The Montana Chapter of the Women’s Christian Temperance Union or WCTU, formed in 1883. The national organization was primarily evangelical and protestant, and helped women become more involved in politics. Its purpose was to create a pure and sober world. Delegates from Butte, White Sulphur Springs, Helena, and Dillon met to organize the Montana chapter. The organization took up a number of causes and current social issues including labor, prostitution, public health, sanitation, and international peace. The organization especially advocated the prohibition of alcohol and tobacco. The Montana WCTU began with a strong leadership, but by 1886 its membership had dwindled. In that year, fifty-year-old Thomas Cruse of Helena married twenty-five-year-old Margaret Carter in the most lavish, extravagant wedding Helena had ever seen. Cruse spent an astronomical sum on the reception which officially took place at Helena’s Cosmopolitan Hotel. But the entire community celebrated the event, and saloons all over town offered free drinks.

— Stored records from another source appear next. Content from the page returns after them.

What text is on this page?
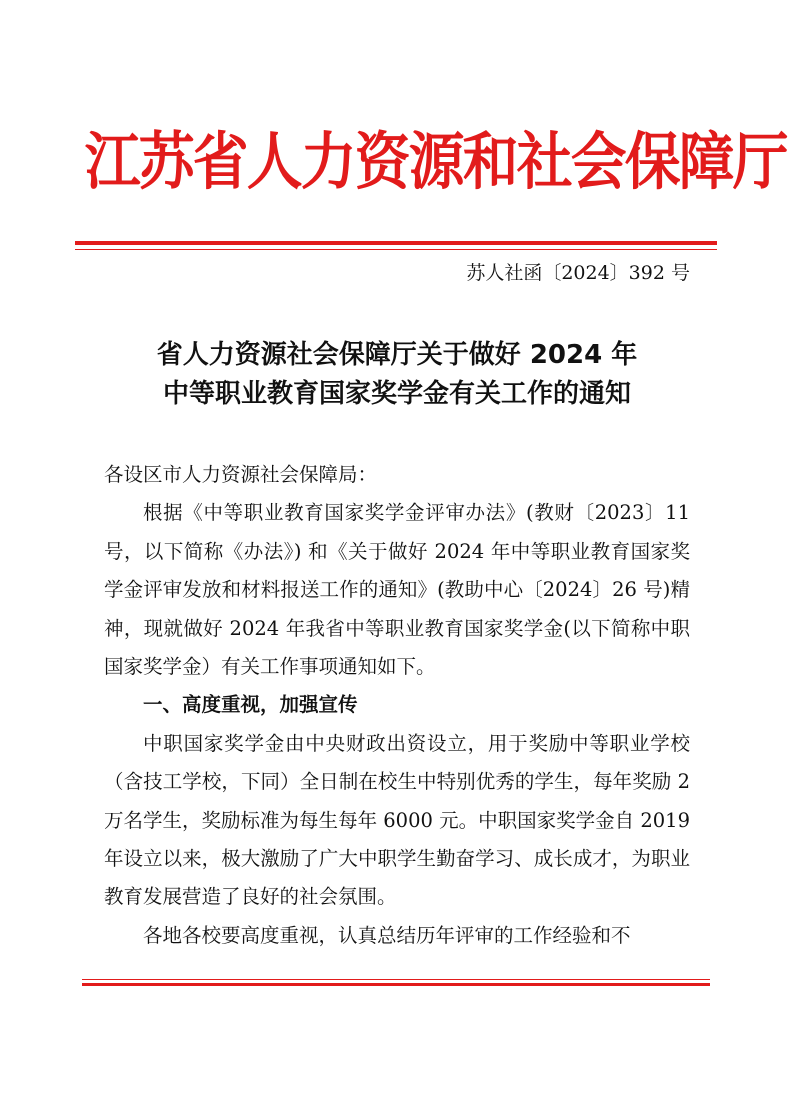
江苏省人力资源和社会保障厅
苏人社函〔2024〕392 号
省人力资源社会保障厅关于做好 2024 年
中等职业教育国家奖学金有关工作的通知

各设区市人力资源社会保障局：

根据《中等职业教育国家奖学金评审办法》(教财〔2023〕11 号，以下简称《办法》) 和《关于做好 2024 年中等职业教育国家奖学金评审发放和材料报送工作的通知》(教助中心〔2024〕26 号)精神，现就做好 2024 年我省中等职业教育国家奖学金(以下简称中职国家奖学金）有关工作事项通知如下。

一、高度重视，加强宣传

中职国家奖学金由中央财政出资设立，用于奖励中等职业学校（含技工学校，下同）全日制在校生中特别优秀的学生，每年奖励 2 万名学生，奖励标准为每生每年 6000 元。中职国家奖学金自 2019 年设立以来，极大激励了广大中职学生勤奋学习、成长成才，为职业教育发展营造了良好的社会氛围。

各地各校要高度重视，认真总结历年评审的工作经验和不
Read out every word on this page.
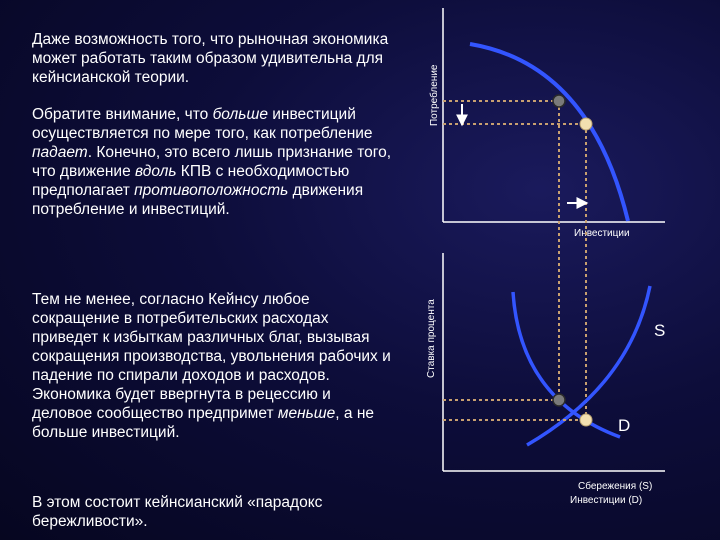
Даже возможность того, что рыночная экономика может работать таким образом удивительна для кейнсианской теории.

Обратите внимание, что больше инвестиций осуществляется по мере того, как потребление падает. Конечно, это всего лишь признание того, что движение вдоль КПВ с необходимостью предполагает противоположность движения потребление и инвестиций.

Тем не менее, согласно Кейнсу любое сокращение в потребительских расходах приведет к избыткам различных благ, вызывая сокращения производства, увольнения рабочих и падение по спирали доходов и расходов. Экономика будет ввергнута в рецессию и деловое сообщество предпримет меньше, а не больше инвестиций.

В этом состоит кейнсианский «парадокс бережливости».

Потребление
Инвестиции
Ставка процента
Сбережения (S)
Инвестиции (D)
S
D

Thomas Cruse paid all the bar bills to the tune of $30,000. There was so much public drunkenness and so many hung over husbands that it reinvigorated the WCTU. The organization re-emerged. There were thirteen local chapters and departments, or committees. These included Social Purity, Unfermented Wine at Sacrament, and Purity in Literature and Art. By 1910, Montana’s WCTU had over 1,000 members and had taken up the cause of destitute mothers, the opposition to drinking Coca Cola which at that time was made with cocaine, and other causes. In 1913, the Montana WCTU had its own influential lobbyist and was instrumental in getting suffrage and eventually prohibition on the ballot. By 1916, more than 4,000 had joined. The WCTU continued to have substantial influence until the 1950s.

Etta Weatherson, Candace Shaw, Elizabeth Blakeman ride on a WCTU parade float on July 4, 1916, Columbus, Montana.